Experimentation is a fundamental activity for startups. Startups are leaping into a great unknown. Does anybody want to use my product? Will anybody pay for my product? How are we going to build this product? Startups are a pile of assumptions.
The goal of successful startups is to, as quickly as possible, prove or disprove assumptions and turn them into facts. They do this through experiments. In addition to the value of turning assumptions into facts, experiments are also key to effectively managing resources. They can help minimize the risk of investing too many resources into a product whose need or value has not been validated.
Experiments are simply a formal process for data collection. Why formal? Without the formality, experiments often produce less data, the wrong data, or even worse, no actionable data!
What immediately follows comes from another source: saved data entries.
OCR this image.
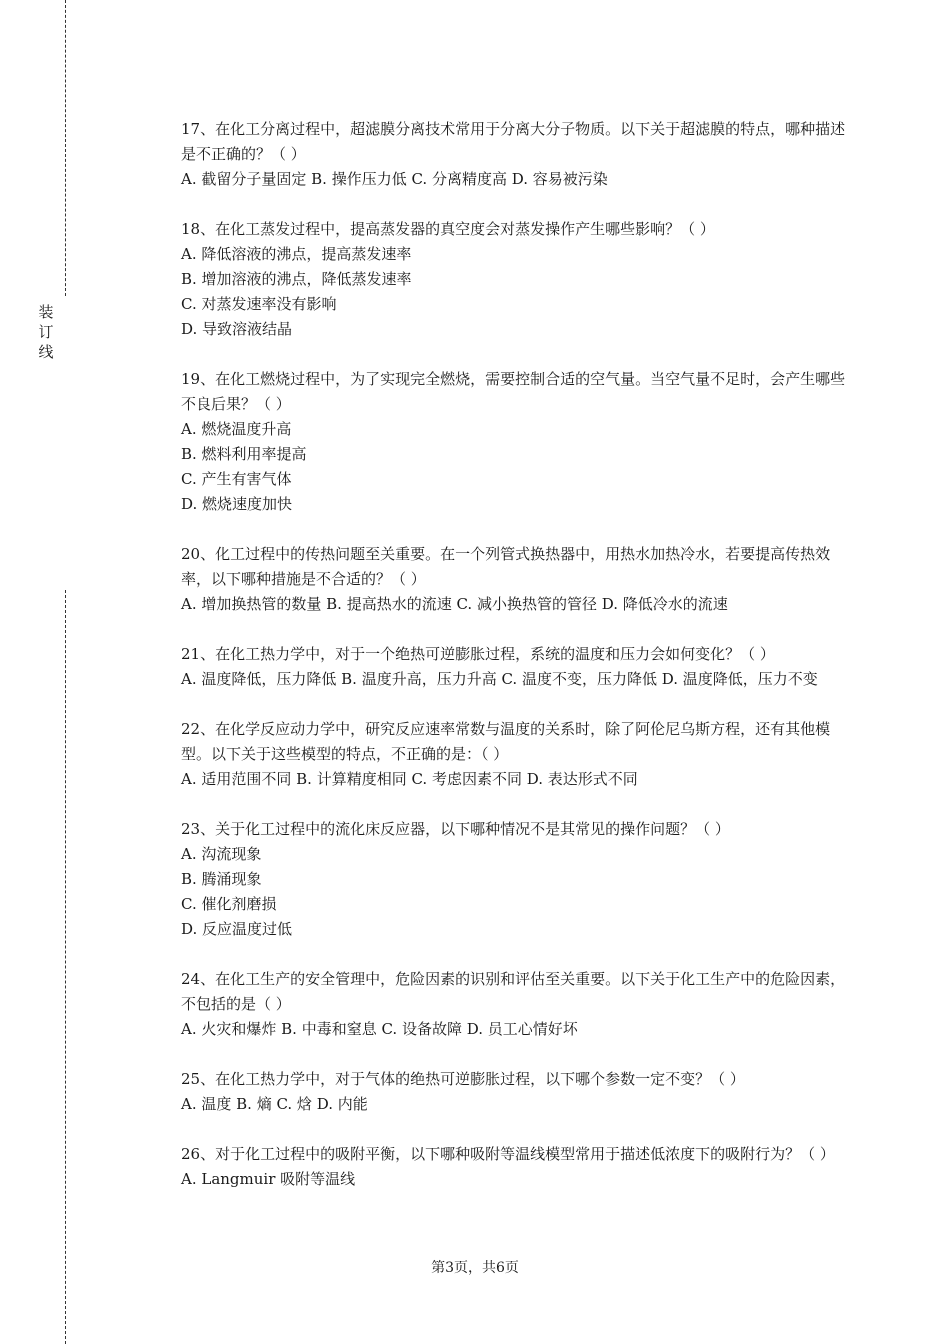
装
订
线

17、在化工分离过程中，超滤膜分离技术常用于分离大分子物质。以下关于超滤膜的特点，哪种描述是不正确的？（ ）

A. 截留分子量固定 B. 操作压力低 C. 分离精度高 D. 容易被污染

18、在化工蒸发过程中，提高蒸发器的真空度会对蒸发操作产生哪些影响？（ ）

A. 降低溶液的沸点，提高蒸发速率

B. 增加溶液的沸点，降低蒸发速率

C. 对蒸发速率没有影响

D. 导致溶液结晶

19、在化工燃烧过程中，为了实现完全燃烧，需要控制合适的空气量。当空气量不足时，会产生哪些不良后果？（ ）

A. 燃烧温度升高

B. 燃料利用率提高

C. 产生有害气体

D. 燃烧速度加快

20、化工过程中的传热问题至关重要。在一个列管式换热器中，用热水加热冷水，若要提高传热效率，以下哪种措施是不合适的？（ ）

A. 增加换热管的数量 B. 提高热水的流速 C. 减小换热管的管径 D. 降低冷水的流速

21、在化工热力学中，对于一个绝热可逆膨胀过程，系统的温度和压力会如何变化？（ ）

A. 温度降低，压力降低 B. 温度升高，压力升高 C. 温度不变，压力降低 D. 温度降低，压力不变

22、在化学反应动力学中，研究反应速率常数与温度的关系时，除了阿伦尼乌斯方程，还有其他模型。以下关于这些模型的特点，不正确的是：（ ）

A. 适用范围不同 B. 计算精度相同 C. 考虑因素不同 D. 表达形式不同

23、关于化工过程中的流化床反应器，以下哪种情况不是其常见的操作问题？（ ）

A. 沟流现象

B. 腾涌现象

C. 催化剂磨损

D. 反应温度过低

24、在化工生产的安全管理中，危险因素的识别和评估至关重要。以下关于化工生产中的危险因素，不包括的是（ ）

A. 火灾和爆炸 B. 中毒和窒息 C. 设备故障 D. 员工心情好坏

25、在化工热力学中，对于气体的绝热可逆膨胀过程，以下哪个参数一定不变？（ ）

A. 温度 B. 熵 C. 焓 D. 内能

26、对于化工过程中的吸附平衡，以下哪种吸附等温线模型常用于描述低浓度下的吸附行为？（ ）

A. Langmuir 吸附等温线

第3页，共6页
When thinking about an experiment, startups must be able to clearly answer the following questions:
What we believe (our assumption).
What we will do to verify our assumption (our actions).
What we will measure (our metrics).
What our measurement results need to be if we are right (our expectations).
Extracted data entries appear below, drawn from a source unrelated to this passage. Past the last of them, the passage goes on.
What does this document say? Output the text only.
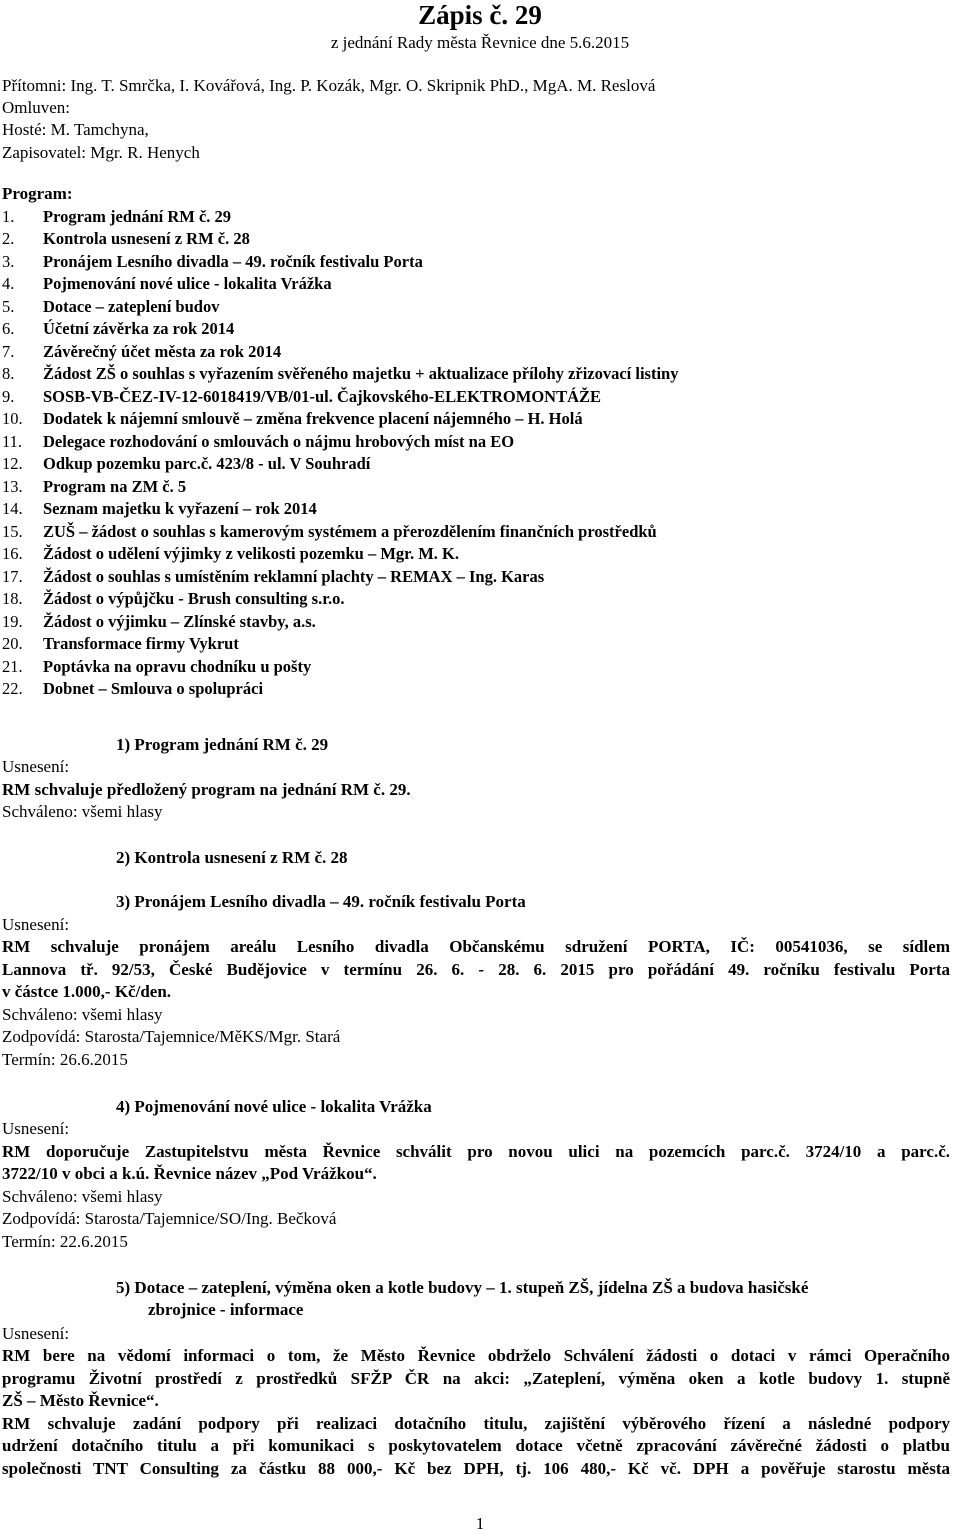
Zápis č. 29
z jednání Rady města Řevnice dne 5.6.2015
Přítomni: Ing. T. Smrčka, I. Kovářová, Ing. P. Kozák, Mgr. O. Skripnik PhD., MgA. M. Reslová
Omluven:
Hosté: M. Tamchyna,
Zapisovatel: Mgr. R. Henych
Program:
1. Program jednání RM č. 29
2. Kontrola usnesení z RM č. 28
3. Pronájem Lesního divadla – 49. ročník festivalu Porta
4. Pojmenování nové ulice - lokalita Vrážka
5. Dotace – zateplení budov
6. Účetní závěrka za rok 2014
7. Závěrečný účet města za rok 2014
8. Žádost ZŠ o souhlas s vyřazením svěřeného majetku + aktualizace přílohy zřizovací listiny
9. SOSB-VB-ČEZ-IV-12-6018419/VB/01-ul. Čajkovského-ELEKTROMONTÁŽE
10. Dodatek k nájemní smlouvě – změna frekvence placení nájemného – H. Holá
11. Delegace rozhodování o smlouvách o nájmu hrobových míst na EO
12. Odkup pozemku parc.č. 423/8 - ul. V Souhradí
13. Program na ZM č. 5
14. Seznam majetku k vyřazení – rok 2014
15. ZUŠ – žádost o souhlas s kamerovým systémem a přerozdělením finančních prostředků
16. Žádost o udělení výjimky z velikosti pozemku – Mgr. M. K.
17. Žádost o souhlas s umístěním reklamní plachty – REMAX – Ing. Karas
18. Žádost o výpůjčku - Brush consulting s.r.o.
19. Žádost o výjimku – Zlínské stavby, a.s.
20. Transformace firmy Vykrut
21. Poptávka na opravu chodníku u pošty
22. Dobnet – Smlouva o spolupráci
1) Program jednání RM č. 29
Usnesení:
RM schvaluje předložený program na jednání RM č. 29.
Schváleno: všemi hlasy
2) Kontrola usnesení z RM č. 28
3) Pronájem Lesního divadla – 49. ročník festivalu Porta
Usnesení:
RM schvaluje pronájem areálu Lesního divadla Občanskému sdružení PORTA, IČ: 00541036, se sídlem
Lannova tř. 92/53, České Budějovice v termínu 26. 6. - 28. 6. 2015 pro pořádání 49. ročníku festivalu Porta
v částce 1.000,- Kč/den.
Schváleno: všemi hlasy
Zodpovídá: Starosta/Tajemnice/MěKS/Mgr. Stará
Termín: 26.6.2015
4) Pojmenování nové ulice - lokalita Vrážka
Usnesení:
RM doporučuje Zastupitelstvu města Řevnice schválit pro novou ulici na pozemcích parc.č. 3724/10 a parc.č.
3722/10 v obci a k.ú. Řevnice název „Pod Vrážkou“.
Schváleno: všemi hlasy
Zodpovídá: Starosta/Tajemnice/SO/Ing. Bečková
Termín: 22.6.2015
5) Dotace – zateplení, výměna oken a kotle budovy – 1. stupeň ZŠ, jídelna ZŠ a budova hasičské
zbrojnice - informace
Usnesení:
RM bere na vědomí informaci o tom, že Město Řevnice obdrželo Schválení žádosti o dotaci v rámci Operačního
programu Životní prostředí z prostředků SFŽP ČR na akci: „Zateplení, výměna oken a kotle budovy 1. stupně
ZŠ – Město Řevnice“.
RM schvaluje zadání podpory při realizaci dotačního titulu, zajištění výběrového řízení a následné podpory
udržení dotačního titulu a při komunikaci s poskytovatelem dotace včetně zpracování závěrečné žádosti o platbu
společnosti TNT Consulting za částku 88 000,- Kč bez DPH, tj. 106 480,- Kč vč. DPH a pověřuje starostu města
1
Nothing is perfect and innovation only comes from new experiments. With so much newness occurring every day, if L&D is not allowed to conduct some experiments of its own it will be forever behind the needs of its customers. Experiments, by definition, have an unknown outcome. Therefore, while L&D can’t know the outcome, it must know the parameters of the experiment and be able to work with the business to set the proper expectations. These expectations must be understood to get the most out of every experiment.
With a mutual understanding of the goals, structure, anticipated return and resources requirements, an experiment’s business sponsor can make a reasoned decision regarding participation in the experiment. Setting expectations is about knowing the risk and understanding that the potential reward is critical for experiments to be accepted in organizations unfamiliar with risk-taking.
For L&D, experiments can be used on any number of aspects of their organization. Content is the obvious one. I also believe that those organizations that adopt this approach in areas like process and people will see great return.
I recognize that a scientific approach can only take you so far. There are many factors that could influence the results of an experiment and there is not enough time or resources to prove everything. However, experimental results filtered through the experience and knowledge of the L&D organization can greatly increase the confidence level in any decision.